I'm surprised to encounter a recursive function here, I remember when I wrote
recursive functions before I knew about state stacks ... didn't learn too much
new after that ... but i used to get a lot of stack overflows, surprised now to
see recursive functions
261 /*
262 * Shrink the box by walking through each diagonal snake (SW
and NE).
263 */
(gdb) list
264 for (; off1 < lim1 && off2 < lim2 && ha1[off1] == ha2[off2];
off1++, off2++);
265 for (; off1 < lim1 && off2 < lim2 && ha1[lim1 - 1] == ha2[lim2
- 1]; lim1--, lim2--);
"snakes" are a term from myers first paper on LCS. i don't immediately recall
what it refers to, and it's quite important for understanding the terminology
of these algorithms (and this is likely that first one as it is still very
popular) ... i think a snake is a set of matching lines that can be thought of
as a diagonal path through a grid of potential line matchings, one file's line
numbers on one axis, and one file's line numbers on another.

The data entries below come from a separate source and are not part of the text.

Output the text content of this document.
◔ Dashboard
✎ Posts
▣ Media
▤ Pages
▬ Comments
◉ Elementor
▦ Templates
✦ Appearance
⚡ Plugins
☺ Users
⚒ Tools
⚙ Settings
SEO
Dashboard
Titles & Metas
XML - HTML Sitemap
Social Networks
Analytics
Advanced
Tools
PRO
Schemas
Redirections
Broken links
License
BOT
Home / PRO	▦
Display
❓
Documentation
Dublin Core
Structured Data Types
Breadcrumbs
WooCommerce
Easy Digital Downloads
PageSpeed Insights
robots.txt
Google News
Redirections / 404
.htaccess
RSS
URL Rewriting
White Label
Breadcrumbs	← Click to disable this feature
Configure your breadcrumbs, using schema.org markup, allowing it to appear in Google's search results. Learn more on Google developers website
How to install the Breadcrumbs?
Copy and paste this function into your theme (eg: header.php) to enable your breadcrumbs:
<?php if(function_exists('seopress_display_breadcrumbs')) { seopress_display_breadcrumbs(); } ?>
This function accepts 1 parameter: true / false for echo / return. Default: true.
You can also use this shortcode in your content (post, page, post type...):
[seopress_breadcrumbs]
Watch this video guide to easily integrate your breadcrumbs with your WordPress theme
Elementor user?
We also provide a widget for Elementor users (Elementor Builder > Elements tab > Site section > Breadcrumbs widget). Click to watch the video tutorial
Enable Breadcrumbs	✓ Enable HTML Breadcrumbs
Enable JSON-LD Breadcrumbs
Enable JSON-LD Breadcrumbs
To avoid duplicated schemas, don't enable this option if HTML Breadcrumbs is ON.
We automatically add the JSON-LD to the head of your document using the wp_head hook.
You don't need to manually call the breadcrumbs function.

so in 264 and 265 above, it's looking for starting and ending lines that match,
and increasing off and decreasing lim to narrow the problem domain
after these lines it then runs some quick checks for unchangedness, if either
pair of offs and lims end up touching. we won't have that condition as the
window is only partly filled. the ending lines will mismatch; the condition
ha1[lim1 - 1] == ha2[lim2 - 1] will be false.
i guess i'd better step into that and verify i'm right!